There’s also a compelling economic and data privacy argument behind CentML’s approach. Serverless API endpoint providers often tout access to premium GPUs and proprietary kernels, but Wang highlights a contrasting narrative: Open models combined with superior yet accessible systems can deliver significantly better performance at dramatically lower costs. To be fair, inference requests with potentially sensitive information probably shouldn’t be sent to a serverless API endpoint that is shared among many users, which is why CentML offers dedicated deployments of these optimized models.

In an internal comparison, CentML engineers tested two identical chatbots. One used a Together.ai Llama 4 Maverick endpoint and the other ran CentML’s optimized stack. The CentML version achieved improved token throughput at much lower latency time to the first token. “Same weights, same prompts, but different systems—and one dramatically lower AWS bill,” Wang notes.

Asked what keeps him awake at night, Wang bypasses industry hype to focus squarely on system bottlenecks. Specifically, memory and interconnect bandwidth is much more challenging to scale than raw compute throughput. He continuously pushes to maximize the use of every last bit of hardware resources by AI workloads and then some. This drive explains CentML’s aggressive innovation strategy, from parallelism switching to ongoing kernel optimization in Hidet, and even the resource-optimizing hardware picker embedded within their Platform.

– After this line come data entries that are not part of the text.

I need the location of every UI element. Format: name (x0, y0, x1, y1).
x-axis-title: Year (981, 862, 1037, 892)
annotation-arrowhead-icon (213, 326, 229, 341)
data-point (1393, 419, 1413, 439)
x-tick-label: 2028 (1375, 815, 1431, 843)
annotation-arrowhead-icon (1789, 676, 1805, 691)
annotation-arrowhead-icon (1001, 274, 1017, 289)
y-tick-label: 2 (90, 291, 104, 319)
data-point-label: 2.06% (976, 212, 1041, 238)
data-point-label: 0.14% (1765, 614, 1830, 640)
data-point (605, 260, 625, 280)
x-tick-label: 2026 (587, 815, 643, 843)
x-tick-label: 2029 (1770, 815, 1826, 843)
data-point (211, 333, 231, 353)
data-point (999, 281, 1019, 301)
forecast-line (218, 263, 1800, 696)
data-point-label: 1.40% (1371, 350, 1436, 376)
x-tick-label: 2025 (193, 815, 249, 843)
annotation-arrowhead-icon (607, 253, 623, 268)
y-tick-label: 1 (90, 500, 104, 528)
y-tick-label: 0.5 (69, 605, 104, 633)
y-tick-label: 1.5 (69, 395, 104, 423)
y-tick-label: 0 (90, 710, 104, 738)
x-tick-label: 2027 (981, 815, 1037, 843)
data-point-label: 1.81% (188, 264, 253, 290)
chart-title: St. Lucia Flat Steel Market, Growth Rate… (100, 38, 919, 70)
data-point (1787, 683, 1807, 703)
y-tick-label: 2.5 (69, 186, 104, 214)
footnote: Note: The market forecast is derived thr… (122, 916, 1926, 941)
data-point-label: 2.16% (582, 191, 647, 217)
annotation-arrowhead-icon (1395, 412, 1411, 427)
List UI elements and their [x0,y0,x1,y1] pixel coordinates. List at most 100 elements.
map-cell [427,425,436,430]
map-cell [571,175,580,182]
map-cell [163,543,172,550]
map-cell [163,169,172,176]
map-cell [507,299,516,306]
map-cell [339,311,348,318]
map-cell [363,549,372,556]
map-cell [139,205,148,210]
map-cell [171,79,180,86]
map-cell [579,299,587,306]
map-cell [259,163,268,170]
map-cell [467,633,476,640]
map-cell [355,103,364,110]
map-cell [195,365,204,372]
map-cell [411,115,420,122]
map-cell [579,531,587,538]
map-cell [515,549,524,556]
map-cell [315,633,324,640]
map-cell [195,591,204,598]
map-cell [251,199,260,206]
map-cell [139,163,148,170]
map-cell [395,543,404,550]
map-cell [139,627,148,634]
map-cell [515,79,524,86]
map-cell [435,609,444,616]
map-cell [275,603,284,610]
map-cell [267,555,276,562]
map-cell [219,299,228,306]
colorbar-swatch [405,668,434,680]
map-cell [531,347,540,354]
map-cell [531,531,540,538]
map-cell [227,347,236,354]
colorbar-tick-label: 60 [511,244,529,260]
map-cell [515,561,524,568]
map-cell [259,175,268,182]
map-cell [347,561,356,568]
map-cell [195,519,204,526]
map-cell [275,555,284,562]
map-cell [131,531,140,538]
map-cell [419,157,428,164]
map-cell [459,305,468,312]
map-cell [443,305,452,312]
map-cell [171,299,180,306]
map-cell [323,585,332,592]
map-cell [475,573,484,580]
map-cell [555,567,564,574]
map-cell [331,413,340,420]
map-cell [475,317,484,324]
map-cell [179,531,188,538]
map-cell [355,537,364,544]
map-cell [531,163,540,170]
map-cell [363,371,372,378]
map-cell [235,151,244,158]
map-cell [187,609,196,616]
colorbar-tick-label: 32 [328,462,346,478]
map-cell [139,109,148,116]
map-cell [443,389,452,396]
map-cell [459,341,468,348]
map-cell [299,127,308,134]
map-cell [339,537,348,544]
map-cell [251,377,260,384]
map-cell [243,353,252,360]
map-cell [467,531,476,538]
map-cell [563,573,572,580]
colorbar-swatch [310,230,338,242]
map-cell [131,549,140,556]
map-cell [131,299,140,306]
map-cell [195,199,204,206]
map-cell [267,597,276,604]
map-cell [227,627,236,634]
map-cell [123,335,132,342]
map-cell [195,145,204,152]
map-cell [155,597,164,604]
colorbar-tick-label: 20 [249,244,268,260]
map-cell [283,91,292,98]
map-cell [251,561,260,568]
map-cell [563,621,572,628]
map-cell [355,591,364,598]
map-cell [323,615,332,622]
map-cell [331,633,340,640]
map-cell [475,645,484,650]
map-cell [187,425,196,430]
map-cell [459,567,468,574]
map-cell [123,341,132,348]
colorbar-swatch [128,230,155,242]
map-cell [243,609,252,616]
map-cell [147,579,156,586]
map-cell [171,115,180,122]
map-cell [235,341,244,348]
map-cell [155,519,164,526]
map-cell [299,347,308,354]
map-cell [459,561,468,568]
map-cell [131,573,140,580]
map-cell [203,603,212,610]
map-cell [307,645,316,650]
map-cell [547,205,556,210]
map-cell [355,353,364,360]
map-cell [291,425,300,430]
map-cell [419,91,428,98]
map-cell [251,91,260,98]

For developers interested in experiencing CentML’s performance firsthand, Wang suggests trying out Llama 4 endpoints on their platform. Additionally, their Hidet and DeepView open-source projects are available on GitHub, where users can directly contribute by reporting edge cases or performance quirks. Wang and his team enthusiastically welcome these contributions.

In Wang’s words, “AI progress doesn’t hinge on one closed lab. The cat’s out of the bag, and the best optimizations are happening openly, collaboratively, and transparently.”